Collaborative work in the humanities

This weekend, the South Atlantic Modern Language Association is coming to Buckhead, and the Hoccleve Archive team will be there. The last couple of weeks have been spent getting ready for what, for us at least, is the first public roll-out of our work.

For me, this has meant a lot of time doing graphic design work, getting our poster and power-point ready for display. One of the things I have learned in the process is that the Hoccleve project is larger & more institutionally diffuse than I previously knew. I learned earlier this semester that the University of Texas was involved, as the host institution of our digital repository and the home of the general editor of the Hoccleve Archives project, Elon Lang. Robin Wharton has established a hub for the project here at GSU, and as best I can tell, GSU is currently the most active institution involved in the project, largely due to the considerable investment the SIF project has made in it.

But while working with Robin on the poster, I learned the that project also has branches at two Canadian Universities, the University of Manitoba and Concordia University. At Manitoba, a professor in the English department is seeking funding from what I gather is the Canadian equivalent of the NEH to help digitize the Hoccleve Archives large collection of microfilmed manuscripts and to acquire microfilmed copies of the few manuscripts we do not yet have. At Concordia, another professor is using Hoccleve Archive materials to develop a editorial & collating web tool.

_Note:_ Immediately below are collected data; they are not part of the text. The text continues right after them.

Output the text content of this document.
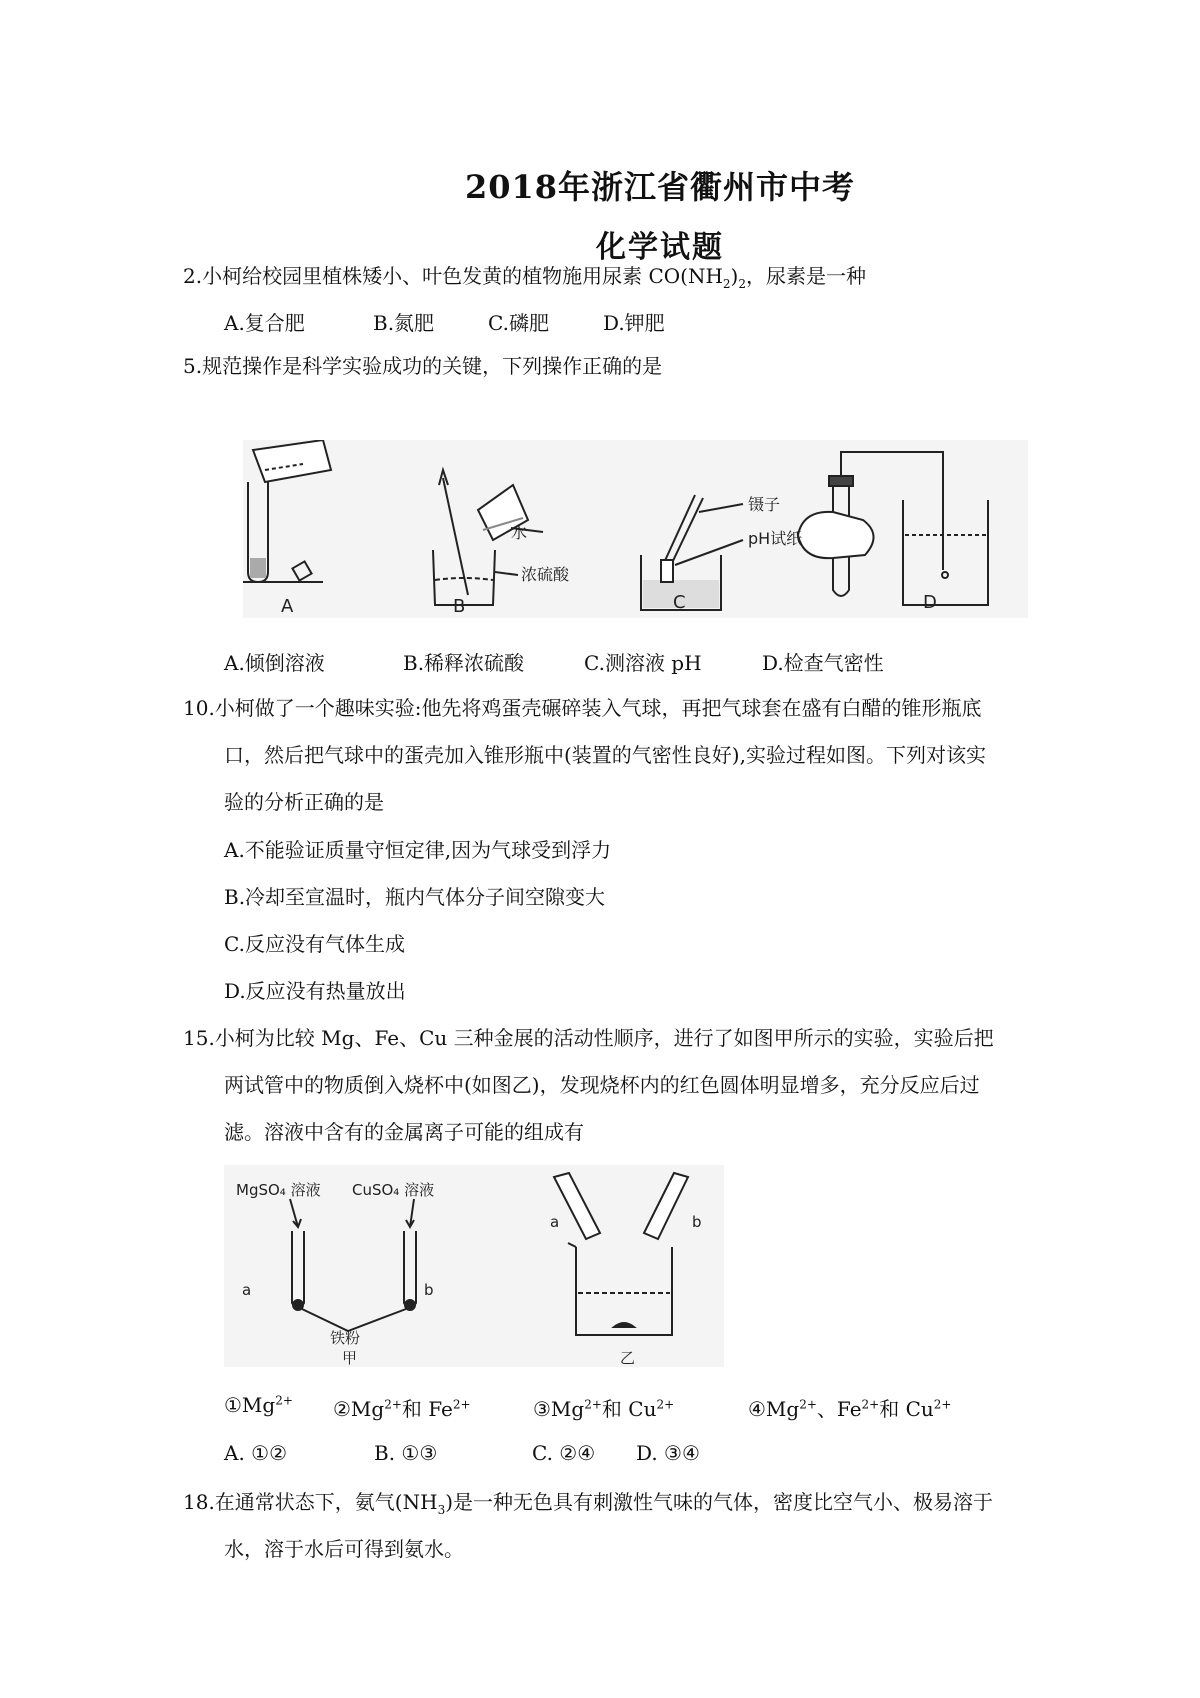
2018年浙江省衢州市中考
化学试题
2.小柯给校园里植株矮小、叶色发黄的植物施用尿素 $CO(NH_2)_2$，尿素是一种
A.复合肥	B.氮肥	C.磷肥	D.钾肥
5.规范操作是科学实验成功的关键，下列操作正确的是
水
浓硫酸
镊子
pH试纸
A	B	C	D
A.倾倒溶液	B.稀释浓硫酸	C.测溶液 pH	D.检查气密性
10.小柯做了一个趣味实验:他先将鸡蛋壳碾碎装入气球，再把气球套在盛有白醋的锥形瓶底
口，然后把气球中的蛋壳加入锥形瓶中(装置的气密性良好),实验过程如图。下列对该实
验的分析正确的是
A.不能验证质量守恒定律,因为气球受到浮力
B.冷却至宣温时，瓶内气体分子间空隙变大
C.反应没有气体生成
D.反应没有热量放出
15.小柯为比较 Mg、Fe、Cu 三种金展的活动性顺序，进行了如图甲所示的实验，实验后把
两试管中的物质倒入烧杯中(如图乙)，发现烧杯内的红色圆体明显增多，充分反应后过
滤。溶液中含有的金属离子可能的组成有
MgSO₄ 溶液 CuSO₄ 溶液
a	b
铁粉
甲
a	b
乙
$①Mg^{2+}$ $②Mg^{2+}$和 $Fe^{2+}$	$③Mg^{2+}$和 $Cu^{2+}$	$④Mg^{2+}$、$Fe^{2+}$和 $Cu^{2+}$
A. ①②	B. ①③	C. ②④ D. ③④
18.在通常状态下，氨气$(NH_3)$是一种无色具有刺激性气味的气体，密度比空气小、极易溶于
水，溶于水后可得到氨水。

It’s pretty exciting to be involved in a project with such widespread roots, especially since Elon and Robin are at work trying to broad them even more. It sometimes feels a little funny, coming from a discipline that is overwhelmingly focused on individual work, to think of myself as working on a common project with people I may never meet. Yet, this is one of the most interesting aspects of my work with the Hoccleve project. On a broader scale, it seems to me that this is a style of work that the humanities at large are going to need increasingly integrate into their training of graduate students and into the conceptualization of research agendas. Collaborative work is central to a great many fields in higher ed, and maybe some of the isolation of the humanities has been the steadfastness with which they have held onto models of what scholarship looks like, the monograph, the lone reader in the rare book room, that place them on the margins of the organization of higher ed. Not to say there isn’t a lot to be said for being the loner in the rare book room!